Sieg des unorthodoxen Anspruchs?

Für die kommenden wärmeren Monate plant der Verein auch die Hallen, die nicht zu den vermieteten Objekten gehören, für kulturelle Veranstaltungen zugänglich zu machen. Bibiena Houwer, ein weitere Projektinitiatorin, hat schon das Grand Theater Groningen an der Hand und die Akademie der Künste hat auch ihr Interesse bekundet, im Rahmen des "Neuen Berlins" "Postionen junger Kunst und Kultur" in einer Ausstellung zu zeigen. Zur Zeit sind die Vorbereitungen noch in dem vagen Zustand des "Angefragt-Seins". Vor dem Hintergrund dieser Entwicklungen ist es dann auch nicht mehr so befremdend, wenn der Fernsehsender N-TV kürzlich von den RAW-Leuten wissen wollte, ob "Friedrichshain nun boomt oder nicht?" Die ersten Schritte auf dem Weg dorthin sind zumindest gemacht.

Die erfolgreiche Umsetzung eines zunächst waghalsigen und absurd erscheinenden Wunsches, das RAW-Gelände ohne große Finanzkraft für lokale Initiativen "von unten" zu entwickeln, erscheint auf den ersten Blick wie ein erfreulicher, vielleicht zukunftsweisender Sieg unorthodoxen Einfallsreichtums.
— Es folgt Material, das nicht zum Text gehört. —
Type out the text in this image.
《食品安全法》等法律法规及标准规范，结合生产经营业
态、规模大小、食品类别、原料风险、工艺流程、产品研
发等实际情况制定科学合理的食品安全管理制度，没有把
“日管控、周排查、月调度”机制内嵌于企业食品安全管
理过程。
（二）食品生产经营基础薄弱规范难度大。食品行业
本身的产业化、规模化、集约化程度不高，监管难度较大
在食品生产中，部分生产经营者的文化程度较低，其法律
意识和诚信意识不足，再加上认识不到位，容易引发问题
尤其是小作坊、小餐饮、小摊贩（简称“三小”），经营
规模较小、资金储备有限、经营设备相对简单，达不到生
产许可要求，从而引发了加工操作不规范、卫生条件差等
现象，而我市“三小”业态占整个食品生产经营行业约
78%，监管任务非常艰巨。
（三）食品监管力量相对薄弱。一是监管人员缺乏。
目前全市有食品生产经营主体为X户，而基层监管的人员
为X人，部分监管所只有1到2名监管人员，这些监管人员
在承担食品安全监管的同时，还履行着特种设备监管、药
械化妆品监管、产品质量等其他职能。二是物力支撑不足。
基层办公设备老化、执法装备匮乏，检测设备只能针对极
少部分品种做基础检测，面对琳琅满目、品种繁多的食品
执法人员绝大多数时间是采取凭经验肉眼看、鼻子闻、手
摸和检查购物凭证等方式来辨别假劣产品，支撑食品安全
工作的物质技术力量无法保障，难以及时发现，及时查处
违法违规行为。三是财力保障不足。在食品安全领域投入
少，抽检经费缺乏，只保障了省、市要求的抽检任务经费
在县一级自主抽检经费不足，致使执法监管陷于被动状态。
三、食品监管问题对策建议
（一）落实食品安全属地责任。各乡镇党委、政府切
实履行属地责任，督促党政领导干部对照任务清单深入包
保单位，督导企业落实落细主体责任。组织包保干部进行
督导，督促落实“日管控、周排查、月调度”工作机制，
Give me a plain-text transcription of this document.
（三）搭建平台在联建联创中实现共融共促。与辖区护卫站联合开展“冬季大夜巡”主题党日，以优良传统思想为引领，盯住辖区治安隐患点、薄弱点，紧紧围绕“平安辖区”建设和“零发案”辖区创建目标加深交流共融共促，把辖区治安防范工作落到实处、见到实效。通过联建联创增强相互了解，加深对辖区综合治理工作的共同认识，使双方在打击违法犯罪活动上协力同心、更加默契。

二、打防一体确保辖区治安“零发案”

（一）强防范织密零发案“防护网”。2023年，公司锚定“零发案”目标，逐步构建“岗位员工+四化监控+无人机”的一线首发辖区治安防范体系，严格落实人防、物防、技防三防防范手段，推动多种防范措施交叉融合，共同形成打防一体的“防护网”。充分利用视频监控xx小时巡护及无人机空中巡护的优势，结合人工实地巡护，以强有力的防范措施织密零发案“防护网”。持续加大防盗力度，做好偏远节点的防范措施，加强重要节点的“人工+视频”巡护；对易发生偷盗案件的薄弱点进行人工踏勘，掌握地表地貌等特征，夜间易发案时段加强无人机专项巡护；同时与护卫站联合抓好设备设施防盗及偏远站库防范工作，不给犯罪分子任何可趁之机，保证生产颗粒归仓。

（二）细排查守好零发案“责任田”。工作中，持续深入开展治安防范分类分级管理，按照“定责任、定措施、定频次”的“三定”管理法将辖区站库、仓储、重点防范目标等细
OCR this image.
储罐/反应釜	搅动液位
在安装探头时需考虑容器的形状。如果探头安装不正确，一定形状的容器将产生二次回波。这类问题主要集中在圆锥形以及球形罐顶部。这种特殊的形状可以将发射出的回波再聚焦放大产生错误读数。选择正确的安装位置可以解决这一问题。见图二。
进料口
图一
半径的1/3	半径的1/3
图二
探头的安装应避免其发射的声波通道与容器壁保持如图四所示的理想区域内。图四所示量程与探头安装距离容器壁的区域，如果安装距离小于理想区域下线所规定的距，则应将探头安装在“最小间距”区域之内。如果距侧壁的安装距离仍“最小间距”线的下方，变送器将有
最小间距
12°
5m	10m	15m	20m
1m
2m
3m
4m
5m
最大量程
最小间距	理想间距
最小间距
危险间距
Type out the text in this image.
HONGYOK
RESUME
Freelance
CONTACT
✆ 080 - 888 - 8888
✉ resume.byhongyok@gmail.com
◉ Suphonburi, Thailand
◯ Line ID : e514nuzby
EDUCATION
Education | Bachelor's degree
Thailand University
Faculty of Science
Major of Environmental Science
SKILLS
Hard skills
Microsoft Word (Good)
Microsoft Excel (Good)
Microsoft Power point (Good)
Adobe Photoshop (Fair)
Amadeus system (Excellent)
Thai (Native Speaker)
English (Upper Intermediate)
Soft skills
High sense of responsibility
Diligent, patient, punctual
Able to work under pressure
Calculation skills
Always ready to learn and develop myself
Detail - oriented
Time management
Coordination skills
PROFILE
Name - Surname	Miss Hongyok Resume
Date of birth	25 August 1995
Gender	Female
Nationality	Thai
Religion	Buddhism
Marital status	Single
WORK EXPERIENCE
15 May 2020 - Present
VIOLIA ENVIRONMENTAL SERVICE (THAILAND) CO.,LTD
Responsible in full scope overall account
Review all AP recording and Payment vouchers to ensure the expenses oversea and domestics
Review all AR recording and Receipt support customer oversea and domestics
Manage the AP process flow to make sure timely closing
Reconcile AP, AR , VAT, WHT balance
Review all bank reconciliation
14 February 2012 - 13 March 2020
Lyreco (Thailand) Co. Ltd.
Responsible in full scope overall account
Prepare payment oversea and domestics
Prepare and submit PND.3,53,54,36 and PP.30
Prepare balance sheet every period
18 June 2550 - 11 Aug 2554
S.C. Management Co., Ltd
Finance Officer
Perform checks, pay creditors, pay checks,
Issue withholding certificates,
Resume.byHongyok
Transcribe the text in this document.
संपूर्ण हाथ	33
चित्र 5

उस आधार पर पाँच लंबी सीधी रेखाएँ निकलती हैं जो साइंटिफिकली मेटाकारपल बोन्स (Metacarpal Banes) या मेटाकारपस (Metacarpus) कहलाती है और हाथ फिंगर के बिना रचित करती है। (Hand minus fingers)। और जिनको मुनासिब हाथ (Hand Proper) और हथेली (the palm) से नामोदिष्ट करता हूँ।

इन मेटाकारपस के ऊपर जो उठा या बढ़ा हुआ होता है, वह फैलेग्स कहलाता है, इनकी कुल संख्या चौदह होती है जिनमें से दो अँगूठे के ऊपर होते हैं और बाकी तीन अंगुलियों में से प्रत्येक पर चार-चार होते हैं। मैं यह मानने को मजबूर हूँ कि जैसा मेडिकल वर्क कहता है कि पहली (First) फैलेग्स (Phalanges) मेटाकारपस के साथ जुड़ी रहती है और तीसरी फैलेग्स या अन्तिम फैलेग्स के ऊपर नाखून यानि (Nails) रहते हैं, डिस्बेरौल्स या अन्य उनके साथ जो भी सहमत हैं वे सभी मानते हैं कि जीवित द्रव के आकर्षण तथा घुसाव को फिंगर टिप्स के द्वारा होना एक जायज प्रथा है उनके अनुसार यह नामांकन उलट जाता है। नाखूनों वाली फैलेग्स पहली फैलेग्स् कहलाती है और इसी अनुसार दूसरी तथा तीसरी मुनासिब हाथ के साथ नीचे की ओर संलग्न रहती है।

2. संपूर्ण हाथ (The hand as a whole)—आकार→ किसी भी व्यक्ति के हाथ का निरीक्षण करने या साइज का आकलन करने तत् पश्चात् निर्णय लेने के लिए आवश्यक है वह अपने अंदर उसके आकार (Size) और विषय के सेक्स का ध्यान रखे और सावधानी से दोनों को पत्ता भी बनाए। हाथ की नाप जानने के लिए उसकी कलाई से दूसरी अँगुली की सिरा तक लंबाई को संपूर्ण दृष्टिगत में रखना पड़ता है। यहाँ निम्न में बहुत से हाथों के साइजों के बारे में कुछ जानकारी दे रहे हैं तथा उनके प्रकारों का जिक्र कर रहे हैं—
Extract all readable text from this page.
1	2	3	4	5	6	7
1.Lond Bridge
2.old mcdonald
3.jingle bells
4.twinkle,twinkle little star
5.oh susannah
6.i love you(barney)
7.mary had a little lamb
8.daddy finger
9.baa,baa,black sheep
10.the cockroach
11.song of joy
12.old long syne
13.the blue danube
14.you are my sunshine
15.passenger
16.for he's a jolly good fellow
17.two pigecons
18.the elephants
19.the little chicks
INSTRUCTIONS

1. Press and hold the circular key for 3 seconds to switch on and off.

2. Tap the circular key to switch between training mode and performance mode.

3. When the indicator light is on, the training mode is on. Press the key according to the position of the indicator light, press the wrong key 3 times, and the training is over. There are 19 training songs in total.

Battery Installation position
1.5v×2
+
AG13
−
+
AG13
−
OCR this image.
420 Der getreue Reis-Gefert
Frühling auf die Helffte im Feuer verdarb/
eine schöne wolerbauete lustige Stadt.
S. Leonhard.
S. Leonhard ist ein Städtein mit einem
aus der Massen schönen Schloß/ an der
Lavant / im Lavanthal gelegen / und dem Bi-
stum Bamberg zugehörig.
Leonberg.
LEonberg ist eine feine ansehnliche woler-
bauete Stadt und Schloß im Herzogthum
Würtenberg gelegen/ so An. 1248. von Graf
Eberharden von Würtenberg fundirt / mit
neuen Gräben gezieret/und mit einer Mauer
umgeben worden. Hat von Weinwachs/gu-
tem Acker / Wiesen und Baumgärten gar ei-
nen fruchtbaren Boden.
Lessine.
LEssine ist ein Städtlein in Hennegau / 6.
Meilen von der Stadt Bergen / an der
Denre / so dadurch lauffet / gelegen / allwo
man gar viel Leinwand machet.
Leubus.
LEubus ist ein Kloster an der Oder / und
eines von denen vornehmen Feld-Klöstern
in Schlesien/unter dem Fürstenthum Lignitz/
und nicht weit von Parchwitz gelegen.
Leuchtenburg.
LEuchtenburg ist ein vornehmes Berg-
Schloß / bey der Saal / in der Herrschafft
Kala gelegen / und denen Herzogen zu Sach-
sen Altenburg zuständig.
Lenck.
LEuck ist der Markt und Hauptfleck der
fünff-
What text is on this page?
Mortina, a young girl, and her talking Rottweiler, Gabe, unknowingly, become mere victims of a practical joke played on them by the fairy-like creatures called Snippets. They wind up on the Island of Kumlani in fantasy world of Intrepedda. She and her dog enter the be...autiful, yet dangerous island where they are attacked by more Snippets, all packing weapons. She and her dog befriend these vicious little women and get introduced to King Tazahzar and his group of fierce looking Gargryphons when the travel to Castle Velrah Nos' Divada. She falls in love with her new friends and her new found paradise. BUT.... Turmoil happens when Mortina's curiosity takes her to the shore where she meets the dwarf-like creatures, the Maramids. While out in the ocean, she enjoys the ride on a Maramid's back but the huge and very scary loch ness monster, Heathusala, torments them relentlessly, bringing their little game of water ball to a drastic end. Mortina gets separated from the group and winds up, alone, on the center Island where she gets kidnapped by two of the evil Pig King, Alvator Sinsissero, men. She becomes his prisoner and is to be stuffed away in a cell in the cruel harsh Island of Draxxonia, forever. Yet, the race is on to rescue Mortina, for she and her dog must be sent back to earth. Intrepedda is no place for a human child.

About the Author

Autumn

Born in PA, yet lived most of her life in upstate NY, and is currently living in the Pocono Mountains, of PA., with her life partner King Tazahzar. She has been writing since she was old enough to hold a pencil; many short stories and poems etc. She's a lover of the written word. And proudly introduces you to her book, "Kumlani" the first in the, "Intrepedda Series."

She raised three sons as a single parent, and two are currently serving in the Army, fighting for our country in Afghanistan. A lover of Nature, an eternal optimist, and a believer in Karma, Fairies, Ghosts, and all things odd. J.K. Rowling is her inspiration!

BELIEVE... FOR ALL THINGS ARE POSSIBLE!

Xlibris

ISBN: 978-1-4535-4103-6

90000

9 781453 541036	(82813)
Bei genauerer Betrachtung ist es zunächst eher ein temporärer Zustand, bei dem die jeweiligen Interessen der Beteiligten vorübergehend ausgeglichen sind.

Kleine Stadt in der Stadt

Im Hintergrund wird das Wohl und Wehe des RAW-Geländes weiterhin von Kapitalinteressen bestimmt bleiben. Der Bezirk Friedrichshain hat lediglich eine zwischengeschaltete Funktion in der Weitervermietung, aber ein Interesse daran, dass diese innerstädtische Fläche als Brache nicht über Jahre hinweg vor sich hinrottet. Der eigentliche Verwalter des Geländes ist die Eisenbahnimmobilien Management GmbH, da die Bahnanlagen nicht mehr dem Fahrbetrieb dienen. Deren Aufgabe ist die Projektentwicklung, also Nutzungskonzepte für Objekte wie das RAW zu finden, um diese dann zu verkaufen. Mit der kaufmännischen Abwicklung ist eine Tochter der Allianz, die Allianz Grundstücks GmbH betraut. Diese verspricht sich lediglich "einen Imagegewinn" und betrachtet diese Vermietung "als eine Investition in die Zukunft". Damit liegt sie sogar im Trend der Denkmalpflege (die vier vermieteten Gebäude und die Mauer längs der Revaler Straße stehe unter Denkmalschutz), die Kulturprojekte als Pfadfinder ansieht, die neue "locations" erschließt. Der RAW-Tempel Verein selbst begnügt sich von vornherein mit einer befristeten Existenz. Sollte der Großinvestor auf der Matte stehen, will man klaglos das Feld räumen. Allerdings sieht das vorerst nicht so aus, zumal sich herausgestellt hat, dass eine Verwertung durch die vorhandenen Bunkeranlagen komplizierter und teurer als erwartet wird.

Also wird der RAW-Verein weiter an seiner "kleinen Stadt in der Stadt" bauen, so Bibiena Houwer. Damit das "Paralleluniversum in der Pionierphase", so der Zusatz, den man seinem Vereinsnamen angehängt, vielleicht doch noch andocken kann in der Berliner Realexistenz.